"Kirana!" Ibu memanggil Kirana yang masih ada didalam kamarnya. Kirana membukakan pintu, ia baru bangun tidur, karena ini adalah hari minggu jadi ia bisa bangun siang.
"Kenapa, Bu?" Tanya Kirana sambil menggaruk-garuk kepalanya.
"Cepetan mandi, ada calon suami kamu!"
"Hah, calon suami?" Kirana kaget, ia berpikir, siapa calon suaminya?
"Iya, ayo cepat!" Perintah ibu sambil menarik tangan Kirana.
"Iya Bu!"
Kirana langsung beranjak kedalam kamar mandi. Setelah selesai mandi, ia mengeringkan rambutnya, memakai dress berwarna biru, lalu ia turun kebawah.
"Sini Kirana!" Ucap Ibu.
Kirana masih belum melihat siapa laki-laki yang ibu maksud. Setelah Kirana sudah berada di ruang tamu, ia melihat Andra beserta keluarganya, betapa terkejutnya Kirana, ternyata yang ibu maksud calon suaminya adalah Andra.

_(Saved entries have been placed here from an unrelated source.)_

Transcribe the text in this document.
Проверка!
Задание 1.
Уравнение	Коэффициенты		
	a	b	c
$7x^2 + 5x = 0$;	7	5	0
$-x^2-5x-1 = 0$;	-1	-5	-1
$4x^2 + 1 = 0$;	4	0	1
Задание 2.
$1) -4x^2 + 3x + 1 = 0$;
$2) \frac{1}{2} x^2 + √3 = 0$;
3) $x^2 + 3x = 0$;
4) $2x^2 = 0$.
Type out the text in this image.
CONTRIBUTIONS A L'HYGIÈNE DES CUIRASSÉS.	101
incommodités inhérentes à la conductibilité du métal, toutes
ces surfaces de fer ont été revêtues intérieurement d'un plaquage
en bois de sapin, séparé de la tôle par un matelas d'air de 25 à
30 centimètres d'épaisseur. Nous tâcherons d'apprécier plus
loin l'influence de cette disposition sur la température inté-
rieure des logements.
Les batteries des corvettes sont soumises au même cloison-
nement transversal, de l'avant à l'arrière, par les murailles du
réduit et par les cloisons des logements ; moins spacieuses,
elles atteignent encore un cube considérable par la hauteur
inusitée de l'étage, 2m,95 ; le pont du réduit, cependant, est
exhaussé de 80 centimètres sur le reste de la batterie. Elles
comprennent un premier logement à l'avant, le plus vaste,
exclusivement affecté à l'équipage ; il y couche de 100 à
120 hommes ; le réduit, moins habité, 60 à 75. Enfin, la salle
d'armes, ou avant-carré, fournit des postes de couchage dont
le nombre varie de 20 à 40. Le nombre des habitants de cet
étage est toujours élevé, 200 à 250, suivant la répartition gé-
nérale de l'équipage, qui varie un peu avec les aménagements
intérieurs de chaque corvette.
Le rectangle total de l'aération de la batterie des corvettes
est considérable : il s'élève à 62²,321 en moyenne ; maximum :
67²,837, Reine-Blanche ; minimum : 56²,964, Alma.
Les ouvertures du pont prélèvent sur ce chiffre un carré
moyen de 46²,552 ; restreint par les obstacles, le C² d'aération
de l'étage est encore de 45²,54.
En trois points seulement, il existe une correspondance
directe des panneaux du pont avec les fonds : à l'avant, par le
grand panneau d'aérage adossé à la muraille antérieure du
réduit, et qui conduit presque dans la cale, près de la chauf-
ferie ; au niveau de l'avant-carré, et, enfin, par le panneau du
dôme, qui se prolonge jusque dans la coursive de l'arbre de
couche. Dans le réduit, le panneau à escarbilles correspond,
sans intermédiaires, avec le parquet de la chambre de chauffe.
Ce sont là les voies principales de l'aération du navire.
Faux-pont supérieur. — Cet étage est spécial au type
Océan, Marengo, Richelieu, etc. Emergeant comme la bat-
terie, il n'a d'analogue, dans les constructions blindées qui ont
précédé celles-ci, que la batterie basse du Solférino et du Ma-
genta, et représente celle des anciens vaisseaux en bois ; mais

"Kiran, jadi kamu udah siap kan nikah dua bulan lagi?" Tanya Ibu. Kirana masih berdiri dihadapan mereka, ia masih bingung dengan rencana ibu yang tiba - tiba ingin menikahkan dirinya dengan Andra yang belum lama dikenalnya.
"Nikah dua bulan lagi?" Tanya Kirana tercengang.
"Iya, kalian kan udah saling kenal." Tutur Ibu.
Kirana ingin menyampaikan ketidaksetujuannya namun tidak enak dihadapan Andra dan keluarganya. Semua mata tertuju pada Kirana yang masih bergeming.
"Kiran, sini duduk!" Ucap Ibu sambil bergeser ke sebelah kanan, mempersilahkan Kirana duduk disebelah kirinya.
"Andra mau melamar kamu minggu depan, kamu siap kan?" Tanya Ibu.
"Kok secepat ini?" Kirana balik bertanya sambil merapikan rambut panjangnya kebelakang telinga.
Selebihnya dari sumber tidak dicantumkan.